Saturday, June 11, 2005

Telugu Tad Murty Wins Indo Canada Award

Telugu scientist Tad Murty, originally hailing from Andhra Pradesh, is among ten "superachievers" of Indian origin to be honoured by the Indo-Canada Chamber of Commerce at a special gala in Toronto tonight. Below is an excerpt from the Toronto Star about Mr. Murty and his achievements:
Tsunami expert Tad Murty — who has fielded more than 400 media interview requests from around the globe since the Dec. 26 Indian Ocean catastrophe — will drive from his home in Ottawa to pick up his award.

It was India's first prime minister, Jawaharlal Nehru, who inspired Murty's choice of career. Murty was a boy of 14 when Nehru visited his village in Andhra Pradesh in India, shortly after a cyclone hit Orissa. In a speech, Nehru challenged India's scientists to tackle real-life problems such as natural disasters rather than just write equations only they could decipher.

"It's the first time in my life that I heard the term `natural hazard.' It sort of stuck in my mind," says Murty, 67. He went on to do his PhD in oceanography and meteorology at the University of Chicago and worked for the Canadian Department of Fisheries and Oceans for 27 years. He was Canada's representative in the design of the International Tsunami Monitoring System. That led to the creation of a computer modelling system now in place in 185 British Columbia communities, which warns of potential tsunamis.

"I brought science into it so we know much more about the amplitude of the tsunami, how many waves there will be, what the height will be, when it will be safe to return to the shore," as well as data on ocean currents, which are responsible for much of the damage and loss of life as tsunami waves retreat.

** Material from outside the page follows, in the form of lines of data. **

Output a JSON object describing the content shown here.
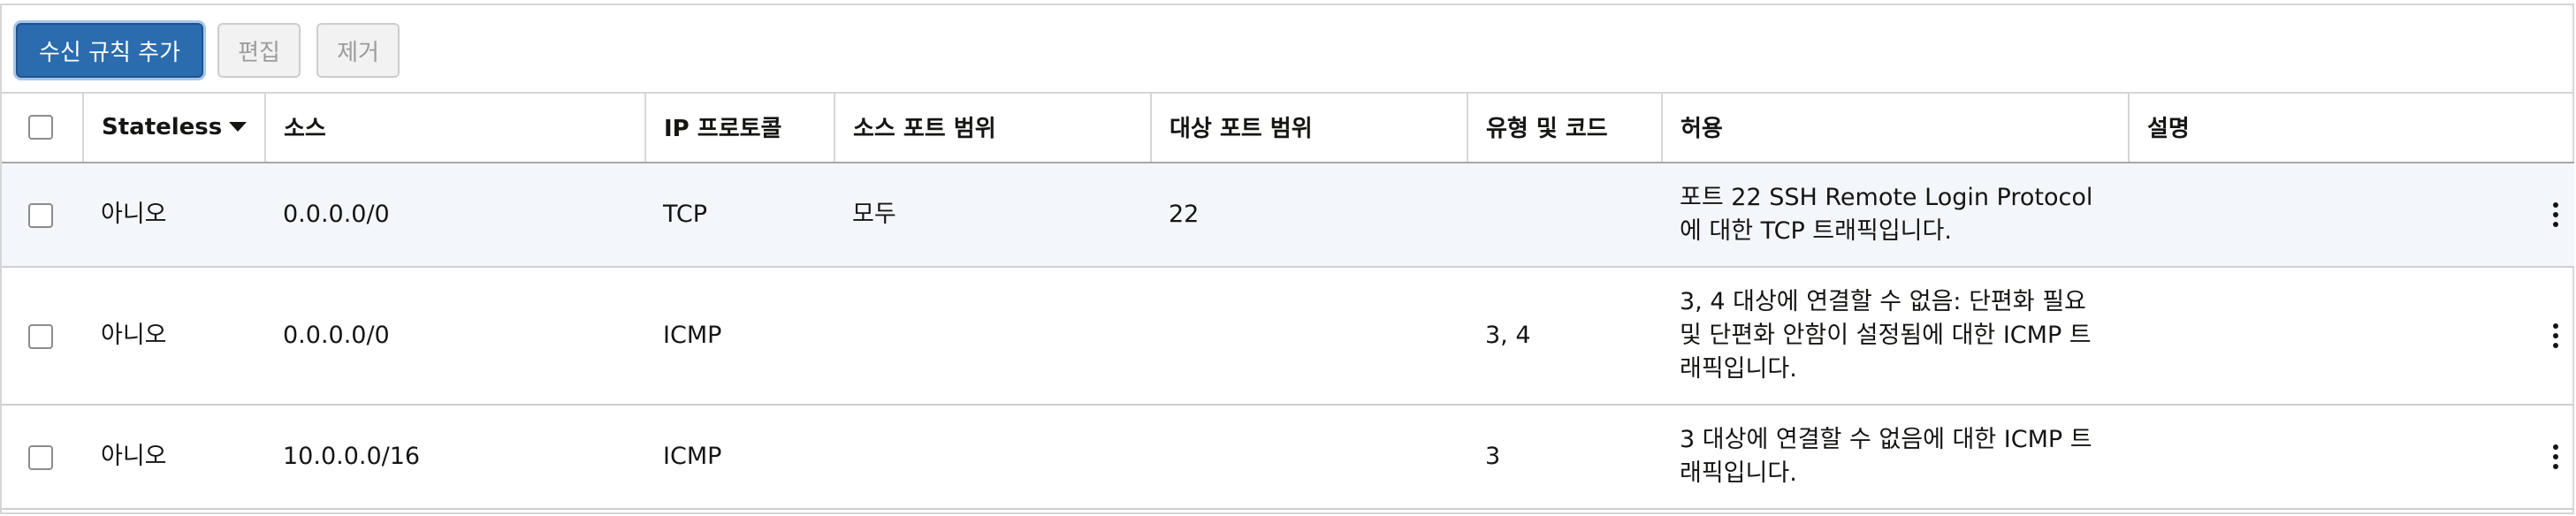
{
  "toolbar": {
    "add_rule_label": "수신 규칙 추가",
    "edit_label": "편집",
    "remove_label": "제거"
  },
  "table": {
    "headers": {
      "stateless": "Stateless",
      "source": "소스",
      "protocol": "IP 프로토콜",
      "source_port": "소스 포트 범위",
      "dest_port": "대상 포트 범위",
      "type_code": "유형 및 코드",
      "allow": "허용",
      "description": "설명"
    },
    "rows": [
      {
        "stateless": "아니오",
        "source": "0.0.0.0/0",
        "protocol": "TCP",
        "source_port": "모두",
        "dest_port": "22",
        "type_code": "",
        "allow": "포트 22 SSH Remote Login Protocol에 대한 TCP 트래픽입니다.",
        "description": ""
      },
      {
        "stateless": "아니오",
        "source": "0.0.0.0/0",
        "protocol": "ICMP",
        "source_port": "",
        "dest_port": "",
        "type_code": "3, 4",
        "allow": "3, 4 대상에 연결할 수 없음: 단편화 필요 및 단편화 안함이 설정됨에 대한 ICMP 트래픽입니다.",
        "description": ""
      },
      {
        "stateless": "아니오",
        "source": "10.0.0.0/16",
        "protocol": "ICMP",
        "source_port": "",
        "dest_port": "",
        "type_code": "3",
        "allow": "3 대상에 연결할 수 없음에 대한 ICMP 트래픽입니다.",
        "description": ""
      }
    ]
  },
  "colors": {
    "primary_button": "#2a6cad",
    "selected_row_bg": "#f3f7fb",
    "border": "#d6d6d6"
  }
}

Murty's expertise has taken him around the world. After Dec. 26, he was part of the Canadian delegation to India and Thailand to help develop a new warning system in the Indian Ocean. Most recently, he was involved in developing tsunami warning systems for the Caribbean and the Atlantic Ocean. Retired from the federal government, he now teaches at Carleton University and the University of Ottawa. In December, when he accepts an award in India for his work, "life will have come full circle, in a sense, because that's where my interest was sparked."